Mouvement perpétuel

Scala

© Géraldine-Aresteanu

Le 11 septembre dernier avait lieu la réouverture de La Scala, l’une des plus anciennes salles de spectacles parisiennes. C’est pour cette occasion que Yoann Bourgeois a imaginé sa dernière création : « Scala ».

Un acteur entre sur scène par une porte qui grince. Jean, t-shirt blanc et chemise à carreaux, déambule de gauche à droite, s’affaire à quelques tâches dont on ne comprend pas bien l’objectif, puis enfonce un disjoncteur immense : le bleu du théâtre éclabousse l’entièreté du décor. Le défilé commence, du lit à la commode, de la commode à la chaise, de la chaise à la table, d’un acteur à l’autre, une seule et même action, un seul et même costume.

Des escaliers jonchent le milieu de la scène et n’en finissent pas de monter. Vers où mènent-ils ? Nous n’en saurons jamais rien, et après tout, la question est dérisoire, car « Scala » est avant tout un perpétuel recommencement. À l’image de ce jouet en bois articulé à l’aide d’un simple bouton-poussoir, les acteurs danseurs deviennent des wakouwas humains l’espace de cette parenthèse philosophique. Ils montent et descendent ces escaliers mystérieux, se jettent dans le vide pour remonter, inlassablement.

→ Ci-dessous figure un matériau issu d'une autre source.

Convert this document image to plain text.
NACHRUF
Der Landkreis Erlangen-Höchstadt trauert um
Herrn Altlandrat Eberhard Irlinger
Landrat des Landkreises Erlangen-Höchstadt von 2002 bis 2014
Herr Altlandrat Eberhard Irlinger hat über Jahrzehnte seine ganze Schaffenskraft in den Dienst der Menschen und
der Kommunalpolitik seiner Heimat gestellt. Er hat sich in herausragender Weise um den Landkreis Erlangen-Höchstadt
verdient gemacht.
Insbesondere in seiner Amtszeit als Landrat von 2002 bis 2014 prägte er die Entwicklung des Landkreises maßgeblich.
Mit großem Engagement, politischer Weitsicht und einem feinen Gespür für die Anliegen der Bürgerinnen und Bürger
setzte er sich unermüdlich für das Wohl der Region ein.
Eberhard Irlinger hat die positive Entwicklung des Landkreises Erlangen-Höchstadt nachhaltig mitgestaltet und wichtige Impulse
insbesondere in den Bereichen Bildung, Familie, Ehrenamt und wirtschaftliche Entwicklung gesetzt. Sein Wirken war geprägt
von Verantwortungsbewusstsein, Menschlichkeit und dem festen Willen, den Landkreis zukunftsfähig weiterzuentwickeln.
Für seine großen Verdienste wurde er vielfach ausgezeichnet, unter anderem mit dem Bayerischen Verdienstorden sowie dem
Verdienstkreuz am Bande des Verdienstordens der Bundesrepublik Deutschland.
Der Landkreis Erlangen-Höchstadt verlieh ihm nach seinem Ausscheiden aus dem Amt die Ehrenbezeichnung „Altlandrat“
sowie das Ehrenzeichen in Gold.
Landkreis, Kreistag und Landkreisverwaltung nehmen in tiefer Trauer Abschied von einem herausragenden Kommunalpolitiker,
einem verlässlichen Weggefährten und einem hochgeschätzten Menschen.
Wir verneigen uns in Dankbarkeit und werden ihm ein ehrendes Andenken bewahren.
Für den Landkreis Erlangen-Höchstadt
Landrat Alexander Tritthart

Ils font des tours, des ronds, entrent à gauche, sortent à droite, par le haut, par le bas, surgissent d’une porte au milieu de nulle part pour disparaître par une ouverture au sol.

« Mais qu’est-ce que tu en as fait ? Elle n’a pas pu disparaître ? » Les questions et les tentatives de réponses se superposent dans l’univers sonore emprunté au rewind, procédé également utilisé par Radiohead, qui signe la bande-son du spectacle avec l’album « A Moon Shaped Pool ». Mais que cherchent-ils ? De quoi tentent-ils de se débarrasser ? Pourquoi est-ce si difficile de comprendre leurs gestes ? C’était pourtant si simple de se laisser tomber en amour de cette poésie au Panthéon. Pourquoi est-ce si différent ? Non, je ne veux pas voir le même spectacle, mais je veux aimer ce que je vois, seulement la répétition m’embue les yeux, et je n’y vois plus très clair jusqu’au moment où…

Ce tumulte en face de moi finit par m’évoquer cette quête d’identité si banalement humaine, cette dystopie entre Moi et la société, Moi et la réalité. Je suis en plein univers parallèle, j’existe à plusieurs endroits en même temps, je ne suis nulle part vraiment. Je nais, je meurs et jamais je n’en verrai la fin. Pont à double sens entre le réel et l’imaginaire, au milieu, « le temps qui passe dans tous les sens » nous dit l’auteur. Ces mains sorties du sol que l’on tâche de balayer rappellent le bruit du monde que j’aimerais tant faire taire pour pouvoir m’écouter juste une seconde.

Ce tumulte, c’est certainement ce que l’on vit en soi quand on crée cet univers en deux fois deux semaines au milieu des marteaux-piqueurs et de la poussière d’un chantier jusqu’au matin de la première. Yoann Bourgeois, connu pour investir des lieux insolites, se sent à l’étroit dans les théâtres, leurs couloirs le bouleversent ? Mais La Scala n’est pas un théâtre comme les autres pour le chorégraphe, son rapport aux artistes, son modèle économique le poussent à accepter d’y créer quelque chose à partir d’un néant physique. Tout n’est qu’imaginaire à la base, rien d’autre qu’une idée pour inspiration.

Les longueurs de cette réflexion existentielle sur le temps et le Moi n’auront pas eu raison de mon envie d’embrasser pleinement le sujet : il semblerait que ce ballet doive être digéré et non englouti d’un coup. Tout caractère de nouveauté écarté, je trouverai certainement un nouveau sens aux mouvements invraisemblables de Valérie Doucet et ses comparses sur la scène de ce dernier-né parisien.